Nasze dzieciaki zdrowe- choć mam nadzieję,że dzisiaj ich ich kuzyn nie zaraził katarem, bo nas na kawę zaprosili nie uprzedzając,że mały zakatarzony :-:)wściekła/y: poza tym robimy mały remont domu, musimy ogrodzenie dokończyć, bo te dwa małe czorty zaczynają uciekać i tak za wszystkim jeździmy, ustalamy, a ja sobie jeszcze ubzdurałam zrobić sobie domowy atelier i tak szukam gadżetów do tego celu.....

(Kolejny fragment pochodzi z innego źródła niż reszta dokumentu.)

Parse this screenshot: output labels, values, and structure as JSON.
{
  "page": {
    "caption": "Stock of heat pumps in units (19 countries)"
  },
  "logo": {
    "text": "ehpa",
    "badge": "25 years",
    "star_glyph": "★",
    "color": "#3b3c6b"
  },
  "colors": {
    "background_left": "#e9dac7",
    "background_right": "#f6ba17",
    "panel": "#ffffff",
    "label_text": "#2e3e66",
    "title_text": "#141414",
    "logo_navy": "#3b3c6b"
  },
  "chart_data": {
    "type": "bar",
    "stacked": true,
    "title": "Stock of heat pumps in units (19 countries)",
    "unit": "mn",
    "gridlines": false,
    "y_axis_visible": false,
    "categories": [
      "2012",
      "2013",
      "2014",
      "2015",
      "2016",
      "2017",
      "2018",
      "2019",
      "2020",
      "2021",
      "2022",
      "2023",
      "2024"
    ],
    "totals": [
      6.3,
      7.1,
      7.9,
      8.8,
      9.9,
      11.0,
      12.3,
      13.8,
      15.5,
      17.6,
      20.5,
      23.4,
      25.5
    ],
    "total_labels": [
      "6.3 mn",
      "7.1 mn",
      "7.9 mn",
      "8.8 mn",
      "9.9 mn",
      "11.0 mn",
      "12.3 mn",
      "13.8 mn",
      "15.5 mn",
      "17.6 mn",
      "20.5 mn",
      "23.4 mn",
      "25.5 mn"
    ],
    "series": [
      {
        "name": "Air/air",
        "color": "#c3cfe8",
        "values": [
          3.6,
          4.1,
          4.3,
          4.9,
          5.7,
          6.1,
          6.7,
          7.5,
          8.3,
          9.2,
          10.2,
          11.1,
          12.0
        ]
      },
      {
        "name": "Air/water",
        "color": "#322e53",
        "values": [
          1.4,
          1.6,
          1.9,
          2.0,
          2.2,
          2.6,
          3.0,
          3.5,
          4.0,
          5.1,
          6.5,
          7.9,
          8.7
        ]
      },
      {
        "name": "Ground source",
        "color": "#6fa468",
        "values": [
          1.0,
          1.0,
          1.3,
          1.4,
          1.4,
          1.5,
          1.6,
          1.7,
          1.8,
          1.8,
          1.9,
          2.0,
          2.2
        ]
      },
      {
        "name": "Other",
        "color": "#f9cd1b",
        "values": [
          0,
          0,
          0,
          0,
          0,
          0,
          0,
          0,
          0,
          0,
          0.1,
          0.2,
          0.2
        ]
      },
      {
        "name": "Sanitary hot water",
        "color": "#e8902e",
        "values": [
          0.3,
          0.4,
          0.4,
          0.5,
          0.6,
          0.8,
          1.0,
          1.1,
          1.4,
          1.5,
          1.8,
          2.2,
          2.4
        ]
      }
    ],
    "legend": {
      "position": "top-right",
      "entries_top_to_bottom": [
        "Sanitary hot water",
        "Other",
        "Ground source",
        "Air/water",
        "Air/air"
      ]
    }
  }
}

aaa Gieniek- wiedziałam :-D i tylko czekałam na takie informacje od Ciebie :-) czekaj jak Gabryś zacznie gonić to jeszcze niejednego róieśnika przegoni:-D cieszę się bardzo i czekam na dalsze pozytywne wiadomości :-)
 
Ostatnia edycja:
Pij it - boskie. Kolezanka corki powiedziala "nie umiem do that" fajne takie mieszanie.
jutro emek rano bedzie dzwonil do lekarza umowic sie na wizyte. Niech ich sprawdza bo zwariuje. Dzisiaj popoludniu Filipowi juz zaczela rosnac temperatura. Niby jest poprawa bo jie rosnie co 3-4h ale jednak rosnie. Nadal nie jedza jak normalnie ale pija juz duzo lepiej. Tak czy inaczej postanowilismy ze caly tydzien noe beda chodzic do przedszkola. Jutro emek z nimi zostaje bo ma wolne. Wtorek sroda ja musze wziasc wolne. W czwartek rano jest emek a pozniej musi wyjsc wiec na poltorej godziny kolezanka przyjdzie a w piatek emek ma wolne. Nie chce ich brac nie wyleczonych bo zalapia cos więcej. Wszystkie dzieci tam chore a najgorzej mnie wkurza jak orzyprowadza dzieciaka i haslo dajcie jej leki bo gardlo ja boli. No kurde to jej nie przyprowadzaj bo później wszystkie dzieci chore. Ja rozumiem ze nie ma kto w domu zostac z tym dzieckiem ale kurde w uk ludzie dzwonia do pracy ze nie przyjda bo maja permamentne wymioty i biegunke (czyt. Nie chce im sie) wiec jak dziecko choee to juz jest jakis powod. Przez takie osoby co to przyprowadzaja dzieci z bolem gardla ja sie uganiam drugi tydzien z chorymi dziecmi. Najpierw katar a pozniej juz polecialo. No i ja tez zafajdana.
 
reklama
cailina - ale macie wesoo z tymi tekstami, super:tak:, jak ja Wam zazdroszczę tych gadek, u nas z mówieniem cinko:-( Nawijają po swojemu cały czas, niektóre wyrazy sa troche podobne do "ludzkich" ale tylko podobne bo nie sa takie same. A ile ja sie dziennie nagadam, ile ksiązeczek dziennie przewalimy to głowa mała i nie jest prawda wcale że te dzieci szybciej mówia, ktrych mamy dużo rozmawiaja i tłumaczą (bo takie wersje słysze od znajomej, której córka zaczeła gadać w wieku 1 roku), wyszłoby na to, ze moje dzieci maja matke niemowę:-D W każdym razie brakuje mi tego łącznika werbalnego z nimi, wiem, ze wszystko w swoim czasie ale i tak mi brak:-p

My dzis po lekarzu typowa wirusowa infekcja, neosine i kiszenie w chałupie, choc na powrocie poszlismy na krótki spacer, głupia wysadziłam z wózka i Olek mi usiadł dupka centralnie w kałuży, myślalam, że go uduszę bo caly mokry i brudny a do tego zaziębiony:baffled:. Mam tylko nadzieję, że tylko tydzień będziemy sie kisić bo inaczej zwariuję.

Zdrowia dla Wszystkich Chorowitków!!!